Perhaps the greatest compromise is that Brightline West will terminate in Rancho Cucamonga, on the eastern outskirts of LA. While avoiding costly construction in built-up urban areas, passengers will need to connect to existing, slower rail to make the 67km journey to Union station in the heart of the city's downtown.
Building anything in Australia is expensive, and rail even more so.
Alon Levy is the co-lead of the transportation and land use program at New York University's Marron Institute, and researches why construction costs differ between countries. He believes Newcastle-Sydney already has unnecessary costs baked in thanks to overly prescriptive demands from government.
'It's a foolish requirement this early on to not share any tracks with commuter lines,' Levy says. 'You leave less space for the experts to find cheaper workarounds and drive innovation.'
Australia's rail industry is another problem, Levy believes.
Australian governments rely heavily on consultants for infrastructure planning, a symptom of the hollowing out of departments of expertise.
'This problem is common in Anglosphere governments,' Levy says.

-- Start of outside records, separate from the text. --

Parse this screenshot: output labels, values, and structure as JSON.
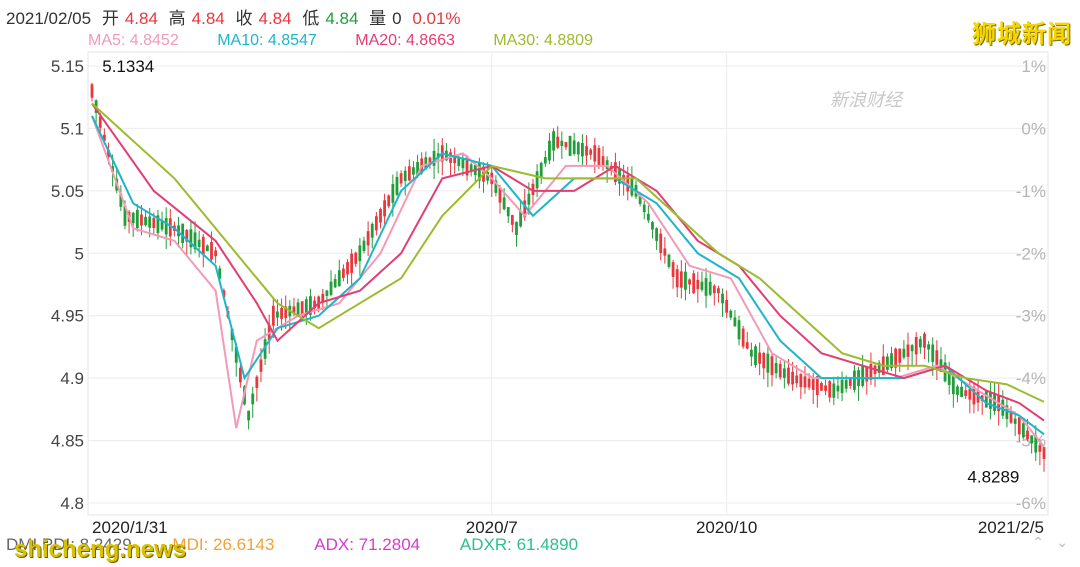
{
  "header": {
    "date": "2021/02/05",
    "open_label": "开",
    "open": "4.84",
    "high_label": "高",
    "high": "4.84",
    "close_label": "收",
    "close": "4.84",
    "low_label": "低",
    "low": "4.84",
    "vol_label": "量",
    "vol": "0",
    "change": "0.01%"
  },
  "ma": {
    "ma5": "MA5: 4.8452",
    "ma10": "MA10: 4.8547",
    "ma20": "MA20: 4.8663",
    "ma30": "MA30: 4.8809"
  },
  "brand": "狮城新闻",
  "sina_watermark": "新浪财经",
  "site_watermark": "shicheng.news",
  "indicators": {
    "pdi": "DMI  PDI: 8.2429",
    "mdi": "MDI: 26.6143",
    "adx": "ADX: 71.2804",
    "adxr": "ADXR: 61.4890"
  },
  "annotations": {
    "max_label": "5.1334",
    "min_label": "4.8289"
  },
  "colors": {
    "up": "#e8373d",
    "down": "#1f9e3a",
    "ma5": "#f29ab7",
    "ma10": "#1fb5c9",
    "ma20": "#e33d72",
    "ma30": "#9cbb2f",
    "mdi": "#f0a23a",
    "adx": "#d63bd1",
    "adxr": "#2bbf8f"
  },
  "chart_data": {
    "type": "candlestick",
    "title": "",
    "y_ticks": [
      "5.15",
      "5.1",
      "5.05",
      "5",
      "4.95",
      "4.9",
      "4.85",
      "4.8"
    ],
    "y_tick_values": [
      5.15,
      5.1,
      5.05,
      5.0,
      4.95,
      4.9,
      4.85,
      4.8
    ],
    "ylim": [
      4.8,
      5.15
    ],
    "right_ticks": [
      "1%",
      "0%",
      "-1%",
      "-2%",
      "-3%",
      "-4%",
      "-5%",
      "-6%"
    ],
    "x_ticks": [
      "2020/1/31",
      "2020/7",
      "2020/10",
      "2021/2/5"
    ],
    "x_tick_positions": [
      0,
      97,
      154,
      231
    ],
    "n_bars": 232,
    "series": [
      {
        "name": "MA5",
        "points": [
          [
            0,
            5.11
          ],
          [
            10,
            5.02
          ],
          [
            20,
            5.01
          ],
          [
            30,
            4.97
          ],
          [
            35,
            4.86
          ],
          [
            40,
            4.93
          ],
          [
            50,
            4.95
          ],
          [
            60,
            4.96
          ],
          [
            70,
            5.0
          ],
          [
            80,
            5.07
          ],
          [
            90,
            5.08
          ],
          [
            97,
            5.06
          ],
          [
            105,
            5.03
          ],
          [
            115,
            5.07
          ],
          [
            125,
            5.07
          ],
          [
            135,
            5.04
          ],
          [
            145,
            4.99
          ],
          [
            155,
            4.98
          ],
          [
            165,
            4.92
          ],
          [
            175,
            4.9
          ],
          [
            185,
            4.9
          ],
          [
            195,
            4.9
          ],
          [
            205,
            4.91
          ],
          [
            215,
            4.89
          ],
          [
            225,
            4.87
          ],
          [
            231,
            4.845
          ]
        ]
      },
      {
        "name": "MA10",
        "points": [
          [
            0,
            5.11
          ],
          [
            10,
            5.04
          ],
          [
            20,
            5.02
          ],
          [
            30,
            4.99
          ],
          [
            37,
            4.9
          ],
          [
            45,
            4.94
          ],
          [
            55,
            4.95
          ],
          [
            65,
            4.98
          ],
          [
            75,
            5.05
          ],
          [
            85,
            5.08
          ],
          [
            97,
            5.07
          ],
          [
            107,
            5.03
          ],
          [
            117,
            5.06
          ],
          [
            127,
            5.06
          ],
          [
            137,
            5.04
          ],
          [
            147,
            5.0
          ],
          [
            157,
            4.98
          ],
          [
            167,
            4.93
          ],
          [
            177,
            4.9
          ],
          [
            187,
            4.9
          ],
          [
            197,
            4.9
          ],
          [
            207,
            4.91
          ],
          [
            217,
            4.88
          ],
          [
            225,
            4.87
          ],
          [
            231,
            4.855
          ]
        ]
      },
      {
        "name": "MA20",
        "points": [
          [
            0,
            5.12
          ],
          [
            15,
            5.05
          ],
          [
            30,
            5.01
          ],
          [
            40,
            4.96
          ],
          [
            45,
            4.93
          ],
          [
            55,
            4.96
          ],
          [
            65,
            4.97
          ],
          [
            75,
            5.0
          ],
          [
            85,
            5.06
          ],
          [
            97,
            5.07
          ],
          [
            107,
            5.05
          ],
          [
            117,
            5.05
          ],
          [
            127,
            5.07
          ],
          [
            137,
            5.05
          ],
          [
            147,
            5.01
          ],
          [
            157,
            4.99
          ],
          [
            167,
            4.95
          ],
          [
            177,
            4.92
          ],
          [
            187,
            4.91
          ],
          [
            197,
            4.9
          ],
          [
            207,
            4.91
          ],
          [
            217,
            4.89
          ],
          [
            225,
            4.88
          ],
          [
            231,
            4.866
          ]
        ]
      },
      {
        "name": "MA30",
        "points": [
          [
            0,
            5.12
          ],
          [
            20,
            5.06
          ],
          [
            35,
            5.0
          ],
          [
            45,
            4.96
          ],
          [
            55,
            4.94
          ],
          [
            65,
            4.96
          ],
          [
            75,
            4.98
          ],
          [
            85,
            5.03
          ],
          [
            97,
            5.07
          ],
          [
            110,
            5.06
          ],
          [
            122,
            5.06
          ],
          [
            132,
            5.06
          ],
          [
            142,
            5.03
          ],
          [
            152,
            5.0
          ],
          [
            162,
            4.98
          ],
          [
            172,
            4.95
          ],
          [
            182,
            4.92
          ],
          [
            192,
            4.91
          ],
          [
            202,
            4.91
          ],
          [
            212,
            4.9
          ],
          [
            222,
            4.895
          ],
          [
            231,
            4.881
          ]
        ]
      }
    ],
    "close_path": [
      [
        0,
        5.13
      ],
      [
        8,
        5.03
      ],
      [
        20,
        5.02
      ],
      [
        30,
        5.0
      ],
      [
        38,
        4.87
      ],
      [
        44,
        4.95
      ],
      [
        55,
        4.96
      ],
      [
        65,
        5.0
      ],
      [
        75,
        5.06
      ],
      [
        85,
        5.08
      ],
      [
        97,
        5.06
      ],
      [
        103,
        5.02
      ],
      [
        112,
        5.09
      ],
      [
        122,
        5.08
      ],
      [
        132,
        5.05
      ],
      [
        142,
        4.98
      ],
      [
        152,
        4.97
      ],
      [
        160,
        4.92
      ],
      [
        170,
        4.9
      ],
      [
        180,
        4.89
      ],
      [
        192,
        4.91
      ],
      [
        202,
        4.93
      ],
      [
        210,
        4.89
      ],
      [
        220,
        4.88
      ],
      [
        231,
        4.84
      ]
    ],
    "max": {
      "index": 2,
      "value": 5.1334
    },
    "min": {
      "index": 226,
      "value": 4.8289
    }
  }
}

They bring in outside consultants who work on one thing then disband and the expertise vanishes.'
Levy believes an Australian government – either the commonwealth or NSW – should establish a 'public sector consultant unit' for rail expertise, which it can then provide to other states to work on their projects at cost, a model successfully proven in France and Italy.

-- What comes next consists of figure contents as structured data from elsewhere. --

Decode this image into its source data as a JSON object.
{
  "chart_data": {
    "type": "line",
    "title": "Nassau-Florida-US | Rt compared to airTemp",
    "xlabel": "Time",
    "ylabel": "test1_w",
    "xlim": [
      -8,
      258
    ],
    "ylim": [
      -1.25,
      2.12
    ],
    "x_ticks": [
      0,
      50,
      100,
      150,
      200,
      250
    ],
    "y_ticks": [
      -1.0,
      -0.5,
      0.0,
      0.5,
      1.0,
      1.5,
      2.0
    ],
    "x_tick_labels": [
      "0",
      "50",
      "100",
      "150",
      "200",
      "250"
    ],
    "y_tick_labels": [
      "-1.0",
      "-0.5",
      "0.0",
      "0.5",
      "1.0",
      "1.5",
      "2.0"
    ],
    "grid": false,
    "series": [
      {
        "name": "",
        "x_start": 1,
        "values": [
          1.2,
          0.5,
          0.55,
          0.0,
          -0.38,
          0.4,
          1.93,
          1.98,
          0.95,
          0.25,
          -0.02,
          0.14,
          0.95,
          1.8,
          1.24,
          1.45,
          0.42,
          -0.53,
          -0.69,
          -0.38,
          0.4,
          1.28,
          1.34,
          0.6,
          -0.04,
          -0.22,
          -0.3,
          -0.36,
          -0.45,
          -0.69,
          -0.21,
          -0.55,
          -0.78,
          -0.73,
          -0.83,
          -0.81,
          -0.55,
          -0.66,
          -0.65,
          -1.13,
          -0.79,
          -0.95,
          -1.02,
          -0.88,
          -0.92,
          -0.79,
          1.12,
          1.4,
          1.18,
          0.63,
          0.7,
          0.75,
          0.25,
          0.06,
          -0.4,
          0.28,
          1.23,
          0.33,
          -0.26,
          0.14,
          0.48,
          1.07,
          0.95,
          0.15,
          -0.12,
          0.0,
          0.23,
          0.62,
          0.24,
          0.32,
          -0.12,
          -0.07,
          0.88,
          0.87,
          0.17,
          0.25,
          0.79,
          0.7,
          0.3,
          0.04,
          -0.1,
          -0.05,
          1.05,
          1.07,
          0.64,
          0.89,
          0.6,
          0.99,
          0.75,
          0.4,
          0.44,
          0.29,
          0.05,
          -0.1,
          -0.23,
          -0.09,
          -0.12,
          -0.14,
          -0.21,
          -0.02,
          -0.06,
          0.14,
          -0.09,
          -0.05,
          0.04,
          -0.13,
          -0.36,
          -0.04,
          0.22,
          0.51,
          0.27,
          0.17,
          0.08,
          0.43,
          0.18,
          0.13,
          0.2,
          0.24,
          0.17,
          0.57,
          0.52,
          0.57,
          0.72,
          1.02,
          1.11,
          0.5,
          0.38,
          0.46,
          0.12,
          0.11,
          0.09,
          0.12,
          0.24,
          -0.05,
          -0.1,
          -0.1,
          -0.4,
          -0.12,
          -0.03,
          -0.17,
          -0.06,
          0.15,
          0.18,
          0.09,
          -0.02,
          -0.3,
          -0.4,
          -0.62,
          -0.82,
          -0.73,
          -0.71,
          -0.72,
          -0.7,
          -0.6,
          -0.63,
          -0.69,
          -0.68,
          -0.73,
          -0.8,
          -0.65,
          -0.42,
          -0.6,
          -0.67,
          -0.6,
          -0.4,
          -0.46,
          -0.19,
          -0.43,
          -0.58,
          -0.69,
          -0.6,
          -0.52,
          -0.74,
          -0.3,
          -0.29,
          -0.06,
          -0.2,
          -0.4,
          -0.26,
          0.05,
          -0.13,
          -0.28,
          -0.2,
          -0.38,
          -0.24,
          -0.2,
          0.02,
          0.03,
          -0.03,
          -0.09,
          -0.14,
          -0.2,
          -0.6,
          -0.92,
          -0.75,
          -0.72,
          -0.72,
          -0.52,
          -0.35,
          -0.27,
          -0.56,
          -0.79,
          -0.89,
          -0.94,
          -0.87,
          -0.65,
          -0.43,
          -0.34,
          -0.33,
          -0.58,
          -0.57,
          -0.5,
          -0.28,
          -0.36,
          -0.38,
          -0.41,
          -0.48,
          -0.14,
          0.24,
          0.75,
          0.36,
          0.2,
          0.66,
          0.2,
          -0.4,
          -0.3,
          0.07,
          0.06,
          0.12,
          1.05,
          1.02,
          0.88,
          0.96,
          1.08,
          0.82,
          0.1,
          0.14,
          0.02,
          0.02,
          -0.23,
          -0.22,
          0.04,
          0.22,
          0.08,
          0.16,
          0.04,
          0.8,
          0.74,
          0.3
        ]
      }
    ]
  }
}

The profit motive of companies such as Brightline can also bring down costs by pushing the limits of what is possible.
'They go out to the market and challenge their suppliers … to push the technical limits, so trains can move through difficult stretches and save the company from spending billions moving dirt around,' one rail source who requested anonymity says.
'But in Australia, governments want already proven technology, they want a safer bet that is future-proofed, and that often means being overengineered and double the cost necessary. It's always got to be the gold standard.'
Rail unions also increase construction and operating costs.

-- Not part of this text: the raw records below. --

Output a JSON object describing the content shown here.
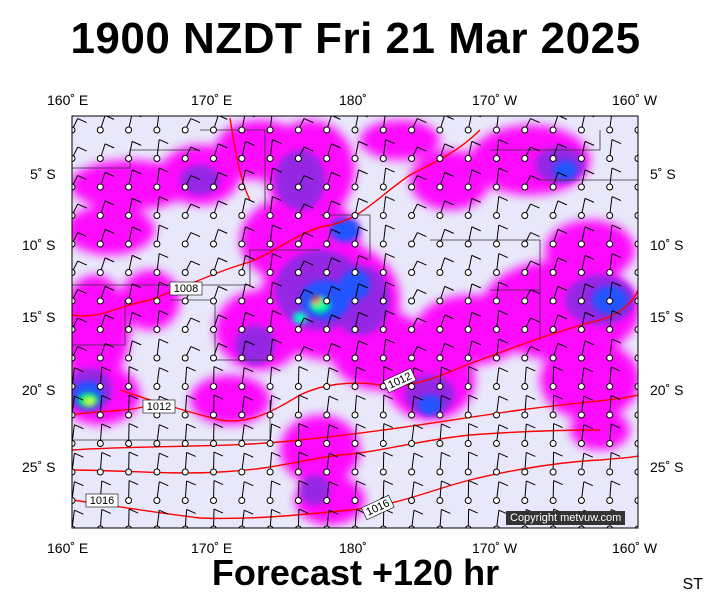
{
  "title": "1900 NZDT Fri 21 Mar 2025",
  "subtitle": "Forecast +120 hr",
  "corner_label": "ST",
  "copyright": "Copyright metvuw.com",
  "top_lon_labels": [
    "160˚ E",
    "170˚ E",
    "180˚",
    "170˚ W",
    "160˚ W"
  ],
  "bottom_lon_labels": [
    "160˚ E",
    "170˚ E",
    "180˚",
    "170˚ W",
    "160˚ W"
  ],
  "lat_labels": [
    "5˚ S",
    "10˚ S",
    "15˚ S",
    "20˚ S",
    "25˚ S"
  ],
  "isobar_labels": [
    "1008",
    "1012",
    "1012",
    "1016",
    "1016"
  ],
  "colors": {
    "land_bg": "#e8e8fa",
    "precip_light": "#ff00ff",
    "precip_mid": "#8800ff",
    "precip_heavy": "#0044ff",
    "precip_extreme": "#00ff88",
    "isobar": "#ff0000"
  }
}
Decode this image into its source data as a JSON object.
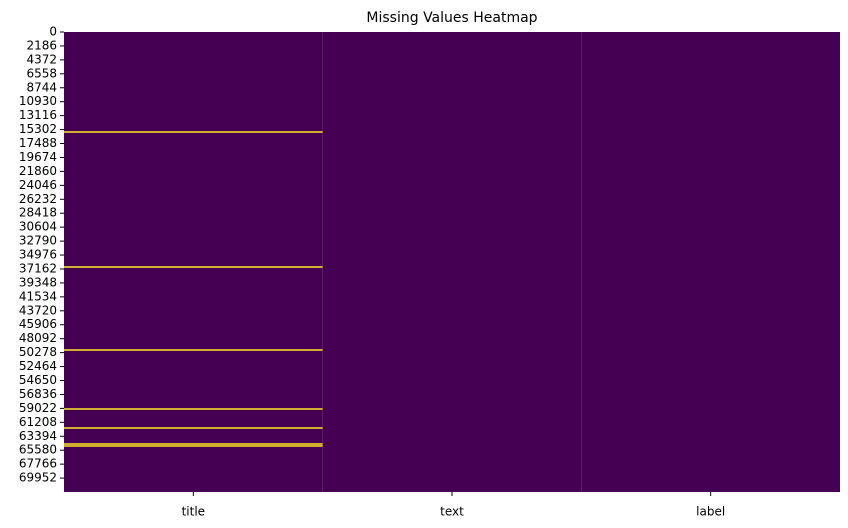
{
  "chart_data": {
    "type": "heatmap",
    "title": "Missing Values Heatmap",
    "categories": [
      "title",
      "text",
      "label"
    ],
    "ylim": [
      0,
      72134
    ],
    "y_inverted": true,
    "yticks": [
      0,
      2186,
      4372,
      6558,
      8744,
      10930,
      13116,
      15302,
      17488,
      19674,
      21860,
      24046,
      26232,
      28418,
      30604,
      32790,
      34976,
      37162,
      39348,
      41534,
      43720,
      45906,
      48092,
      50278,
      52464,
      54650,
      56836,
      59022,
      61208,
      63394,
      65580,
      67766,
      69952
    ],
    "missing": [
      [
        15681,
        36851,
        49866,
        59118,
        62098,
        64607,
        64920
      ],
      [],
      []
    ],
    "colors": {
      "present": "#440154",
      "missing": "#fde725"
    }
  }
}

'Unions have enormous say, it's just the way we work in Australia,' Glazebrook says.
Union pressure is broadly seen as having pushed NSW to build new metro tracks for driverless trains with a private operator.
A separate rail source, unable to be named due to their work, said the new metro extension under Sydney harbour could not have been built had it been subject to existing Sydney Trains union agreements, due to the line's gradient.
Herein lies a catch-22, Glazebrook says.
By adopting the proven European approach – staged building using existing tracks already subject to union agreements – construction and operation are beholden to stringent standards that increase the cost and timeframes of projects.
Building dedicated tracks is a way to bypass such pressures and can allow for the automation of driving and fewer staffing requirements, saving money on operations once the line is running. But construction costs will soar.
'You throw everything together and you get a real bloody mess,' Glazebrook says.
Experts are now questioning if Newcastle-Sydney is the smartest place to start.
Glazebrook still backs the proposal put by his group, Fastrack Australia, for the HSRA to begin by upgrading the Sydney-Canberra line in stages to high-speed capability. Its easier terrain makes it lower-hanging fruit, even if trains don't run along the Federal Highway's median strip.
Others say Canberra-Sydney more closely resembles the value proposition of Brightline West – the potential to capture market share where air or car trips have dominated.
Taxpayers currently foot the huge travel bill of bureaucrats and politicians flying between Canberra and Sydney. The existing train service takes about four and a half hours – a 90-minute high-speed alternative could attract that business to rail instead.
The existing Newcastle-Sydney service – ticketed at $11 – takes only an hour and a half longer than the proposed high-speed trip.
While local rail experts are not proposing to copy Brightline's model exactly, most agree there are attitudes worth adopting to avoid Australia's high-speed rail ambition being shelved.
'We don't want to let perfect be the enemy of the good,' Glazebrook says.